Unless otherwise stated the Seller’s quotations are based on current cost of material and transport and any variation between quotation and supply shall be the subject of a price adjustment.
Quotations may be withdrawn by the Seller at any time and if not shall lapse 30 days from their date.
The seller is continually improving the specification and design of its product range and whilst care is taken to see that literature produced by the Seller is up to date on the date of its production, such literature should not be regarded as an absolute guide to current specification and the Seller reserves the right to modify any of its products without notice and without liability on the part of the Seller.
The Seller reserves the right to make any changes in the specification of the goods which are required to confirm with applicable or other statutory requirement or which do not materially affect their quality or performance.
The prices quoted are exclusive of VAT and charges for delivery.
No order for goods will be considered binding until officially acknowledged by the Seller in writing.
The Purchaser should be responsible to the Seller for ensuring the accuracy of the terms of any order (including any applicable specification) submitted by the Purchaser and for giving the Seller any necessary information relating to the goods within a sufficient time to enable the Seller to perform the contract in accordance with its terms.
The Purchaser is not entitled to cancel the contract unless the Seller has agreed in writing to such a cancellation and on cancellation the Purchaser agrees to indemnify the Seller for any loss, costs or damages and expenses incurred or paid by the Seller as a result of or in relation to the cancellation of the order.
The Purchaser must confirm any modification and/or variation to an order in writing.
Delivery dates are given as accurately as possible but while every reasonable effort will be made to comply with such dates compliance is not guaranteed and the Customer shall no right to damages or to cancel the order for failure for any cause to meet any delivery date started.
Claims for damage in transit must be notified to the Seller within 24 hours of the receipt of the goods with copies of any supporting documentary evidence.

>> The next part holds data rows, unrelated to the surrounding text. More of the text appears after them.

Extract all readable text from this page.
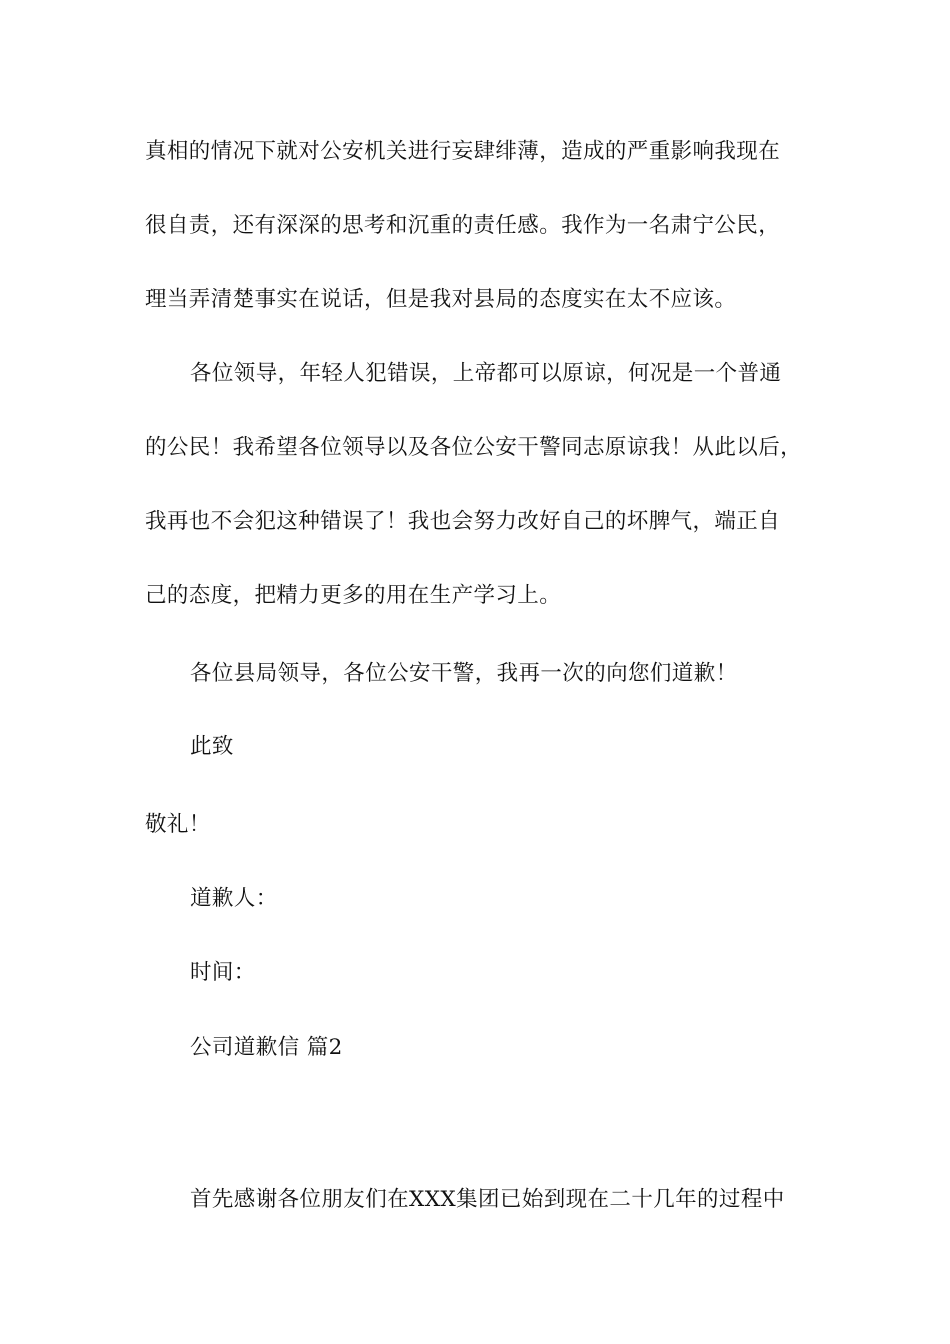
真相的情况下就对公安机关进行妄肆绯薄，造成的严重影响我现在
很自责，还有深深的思考和沉重的责任感。我作为一名肃宁公民，
理当弄清楚事实在说话，但是我对县局的态度实在太不应该。
各位领导，年轻人犯错误，上帝都可以原谅，何况是一个普通
的公民！我希望各位领导以及各位公安干警同志原谅我！从此以后，
我再也不会犯这种错误了！我也会努力改好自己的坏脾气，端正自
己的态度，把精力更多的用在生产学习上。
各位县局领导，各位公安干警，我再一次的向您们道歉！
此致
敬礼！
道歉人：
时间：
公司道歉信 篇2
首先感谢各位朋友们在XXX集团已始到现在二十几年的过程中
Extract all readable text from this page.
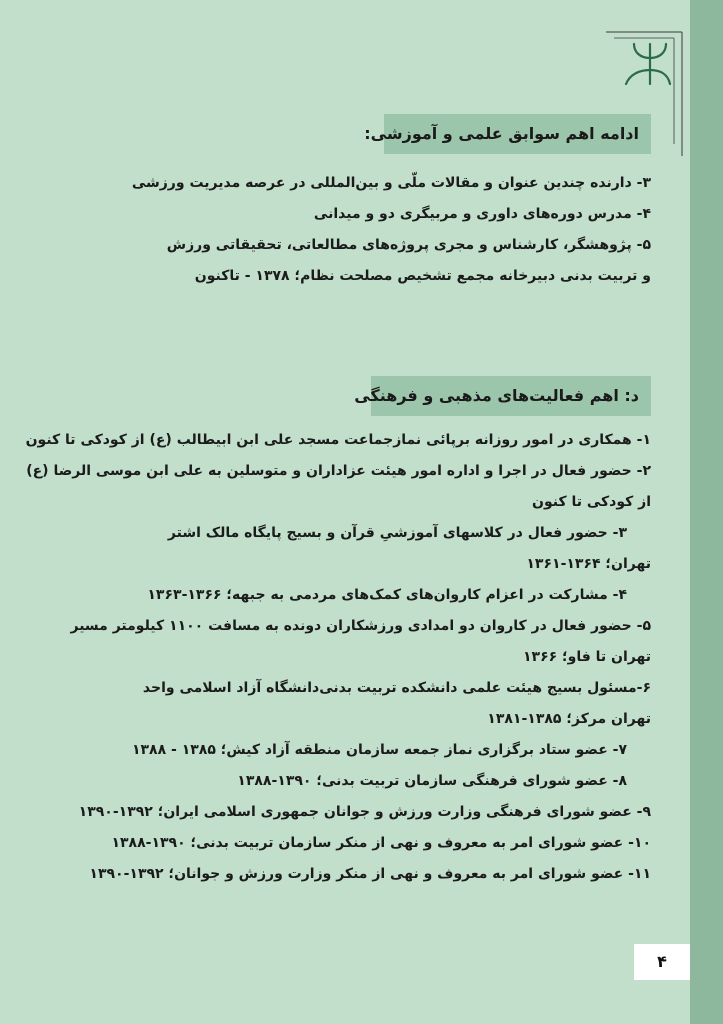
ادامه اهم سوابق علمی و آموزشی:
۳- دارنده چندین عنوان و مقالات ملّی و بین‌المللی در عرصه مدیریت ورزشی
۴- مدرس دوره‌های داوری و مربیگری دو و میدانی
۵- پژوهشگر، کارشناس و مجری پروژه‌های مطالعاتی، تحقیقاتی ورزش
و تربیت بدنی دبیرخانه مجمع تشخیص مصلحت نظام؛ ۱۳۷۸ - تاکنون
د: اهم فعالیت‌های مذهبی و فرهنگی
۱- همکاری در امور روزانه برپائی نمازجماعت مسجد علی ابن ابیطالب (ع) از کودکی تا کنون
۲- حضور فعال در اجرا و اداره امور هیئت عزاداران و متوسلین به علی ابن موسی الرضا (ع)
از کودکی تا کنون
۳- حضور فعال در کلاسهای آموزشیِ قرآن و بسیج پایگاه مالک اشتر
تهران؛ ۱۳۶۴-۱۳۶۱
۴- مشارکت در اعزام کاروان‌های کمک‌های مردمی به جبهه؛ ۱۳۶۶-۱۳۶۳
۵- حضور فعال در کاروان دو امدادی ورزشکاران دونده به مسافت ۱۱۰۰ کیلومتر مسیر
تهران تا فاو؛ ۱۳۶۶
۶-مسئول بسیج هیئت علمی دانشکده تربیت بدنی‌دانشگاه آزاد اسلامی واحد
تهران مرکز؛ ۱۳۸۵-۱۳۸۱
۷- عضو ستاد برگزاری نماز جمعه سازمان منطقه آزاد کیش؛ ۱۳۸۵ - ۱۳۸۸
۸- عضو شورای فرهنگی سازمان تربیت بدنی؛ ۱۳۹۰-۱۳۸۸
۹- عضو شورای فرهنگی وزارت ورزش و جوانان جمهوری اسلامی ایران؛ ۱۳۹۲-۱۳۹۰
۱۰- عضو شورای امر به معروف و نهی از منکر سازمان تربیت بدنی؛ ۱۳۹۰-۱۳۸۸
۱۱- عضو شورای امر به معروف و نهی از منکر وزارت ورزش و جوانان؛ ۱۳۹۲-۱۳۹۰
۴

Goods correctly supplied against Purchasers order may not be returned.
The date of delivery shall be dependent in every case on the Purchasers compliance with the terms of payment.
If the Purchaser falls to accept delivery of goods within 7 days of notification that they are ready for dispatch the Seller reserves the right to invoice the goods to the Purchaser and charge him therefore, additionally the Purchaser shall then pay reasonable storage charges until the goods are either dispatched to the Purchaser or disposed of elsewhere.
The Seller reserves the right to grant, refuse, restrict or cancel credit terms in its sole discretion.
The Seller reserves the right to impose a surcharge on orders which are not paid in cleared funds. The charges are displayed at the Seller’s premises and may vary time to time.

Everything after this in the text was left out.